Un bout de pain sec trempé dans un thé sans sucre
Face à la pression, Israël a autorisé des largages controversés de nourriture ou prévu des pauses tactiques en journée dans les zones de Deir-el-Balah, dans le centre de Gaza, Al-Mawassi, dans le Sud, et la ville de Gaza dans le nord pour faciliter l’acheminement d’aide aux 2,1 millions d’habitants. Déplacée deux fois, la famille d’Heba vit près de la frontière orientale, à Deir-el-Balah.
Le matin, avant d’aller travailler, Heba raconte qu’elle essaie, quand elle en a, de convaincre sa plus jeune fille de manger un bout de pain sec trempé dans du thé sans sucre, ce dernier étant une denrée introuvable. « Mais elle refuse et elle est devenue très faible, souffle-t-elle. Ma fille de 7 ans a perdu la volonté de vivre.
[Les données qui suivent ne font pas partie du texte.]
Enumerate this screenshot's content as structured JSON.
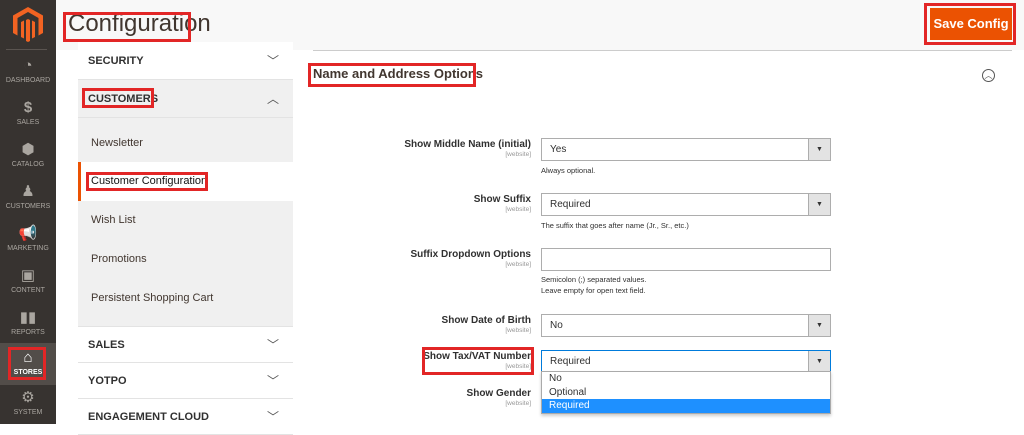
{
  "sidebar": {
    "items": [
      {
        "label": "DASHBOARD",
        "icon": "dashboard-icon"
      },
      {
        "label": "SALES",
        "icon": "dollar-icon"
      },
      {
        "label": "CATALOG",
        "icon": "box-icon"
      },
      {
        "label": "CUSTOMERS",
        "icon": "person-icon"
      },
      {
        "label": "MARKETING",
        "icon": "megaphone-icon"
      },
      {
        "label": "CONTENT",
        "icon": "layout-icon"
      },
      {
        "label": "REPORTS",
        "icon": "bar-chart-icon"
      },
      {
        "label": "STORES",
        "icon": "store-icon",
        "active": true
      },
      {
        "label": "SYSTEM",
        "icon": "gear-icon"
      }
    ]
  },
  "header": {
    "title": "Configuration",
    "save_label": "Save Config"
  },
  "tabs": {
    "security": "SECURITY",
    "customers": "CUSTOMERS",
    "customer_items": [
      "Newsletter",
      "Customer Configuration",
      "Wish List",
      "Promotions",
      "Persistent Shopping Cart"
    ],
    "sales": "SALES",
    "yotpo": "YOTPO",
    "engagement": "ENGAGEMENT CLOUD"
  },
  "section": {
    "title": "Name and Address Options"
  },
  "scope": "[website]",
  "fields": [
    {
      "label": "Show Middle Name (initial)",
      "value": "Yes",
      "note": "Always optional."
    },
    {
      "label": "Show Suffix",
      "value": "Required",
      "note": "The suffix that goes after name (Jr., Sr., etc.)"
    },
    {
      "label": "Suffix Dropdown Options",
      "value": "",
      "note1": "Semicolon (;) separated values.",
      "note2": "Leave empty for open text field."
    },
    {
      "label": "Show Date of Birth",
      "value": "No"
    },
    {
      "label": "Show Tax/VAT Number",
      "value": "Required",
      "options": [
        "No",
        "Optional",
        "Required"
      ]
    },
    {
      "label": "Show Gender"
    }
  ],
  "colors": {
    "accent": "#eb5202",
    "sidebar": "#373330",
    "highlight": "#e22626",
    "option_selected": "#1e90ff"
  }
}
Elle me supplie de partir du pays pour qu’elle puisse manger ce qu’elle aime. »
Estimant qu’elle supporte mieux la faim, Heba se prive et leur donne ce qu’elle et son mari peuvent trouver. Mais leurs réserves de nourriture se sont taries et les prix au marché sont « incroyablement élevés ». Quand les camions de distribution d’eau atteignent leur zone, ils attendent pour remplir leurs récipients bien que la plupart du temps, l’eau ne soit pas potable. « On doit la boire, il n’y a pas d’alternatives ».
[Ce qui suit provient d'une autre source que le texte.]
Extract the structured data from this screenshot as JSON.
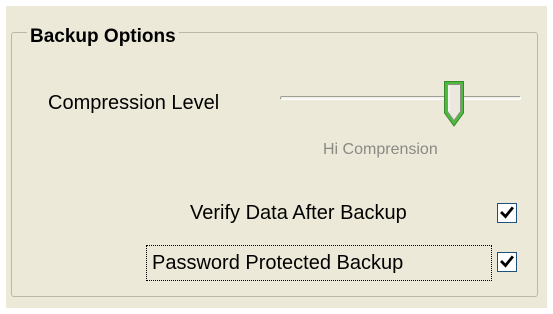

Le personnel de l’ONG, « épuisé physiquement et mentalement »
« Honnêtement, je ne sais pas où je trouve la force de continuer », confie-t-elle. Quand les routes sont ouvertes et qu’il n’y a pas de bombardements, elle se rend en une heure et demie, à pied, au centre de réadaptation et de fabrication de prothèses de Zawaida, avec la crainte qu’elle ou sa famille soit frappée par des drones ou des roquettes. Selon les autorités sanitaires de Gaza, plus de 123.000 personnes ont été blessées depuis le début de la guerre, dont plus de 4.000 ont perdu un ou plusieurs membres.
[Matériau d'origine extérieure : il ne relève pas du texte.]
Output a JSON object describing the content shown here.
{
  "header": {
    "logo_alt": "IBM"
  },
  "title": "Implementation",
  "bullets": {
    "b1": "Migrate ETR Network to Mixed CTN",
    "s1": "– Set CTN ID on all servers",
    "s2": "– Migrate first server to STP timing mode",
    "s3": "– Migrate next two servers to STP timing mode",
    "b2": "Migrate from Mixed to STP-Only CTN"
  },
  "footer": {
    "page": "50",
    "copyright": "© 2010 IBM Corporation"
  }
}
Alors que les besoins sont immenses et le matériel manquant, seuls 9 techniciens spécialisés dans la fabrication de prothèses et d’orthèses, dont Heba, sont présents sur place, rapporte Handicap international. La faim affecte aussi le personnel soignant et les équipes de l’ONG. « Beaucoup sont épuisés physiquement et mentalement, souligne Zaïd, porte-parole d’Handicap international pour la Palestine et habitant à Ramallah, en Cisjordanie occupée. Chaque jour, c’est un choix difficile pour notre personnel à Gaza. Ils doivent jongler entre survivre à cette guerre, prendre soin d’eux et de leur famille, mais aussi aider les personnes dans le besoin. »
Quatorze appareils fournis depuis mars pour les personnes amputées
D’après l’OMS, environ 6.000 prothèses sont nécessaires, dans une zone qui compte désormais le plus grand nombre d’enfants amputés par habitant au monde, selon l’Unicef. D’abord situé à Khan Younès, le centre de réadaptation d’Handicap International a dû quitter la ville en raison du déploiement des forces israéliennes et ouvrir fin juin une antenne temporaire à Deir-el-Balah. Là, Heba examine les amputations, mesure les moignons et fabrique des moules pour les prothèses de jambes et de bras.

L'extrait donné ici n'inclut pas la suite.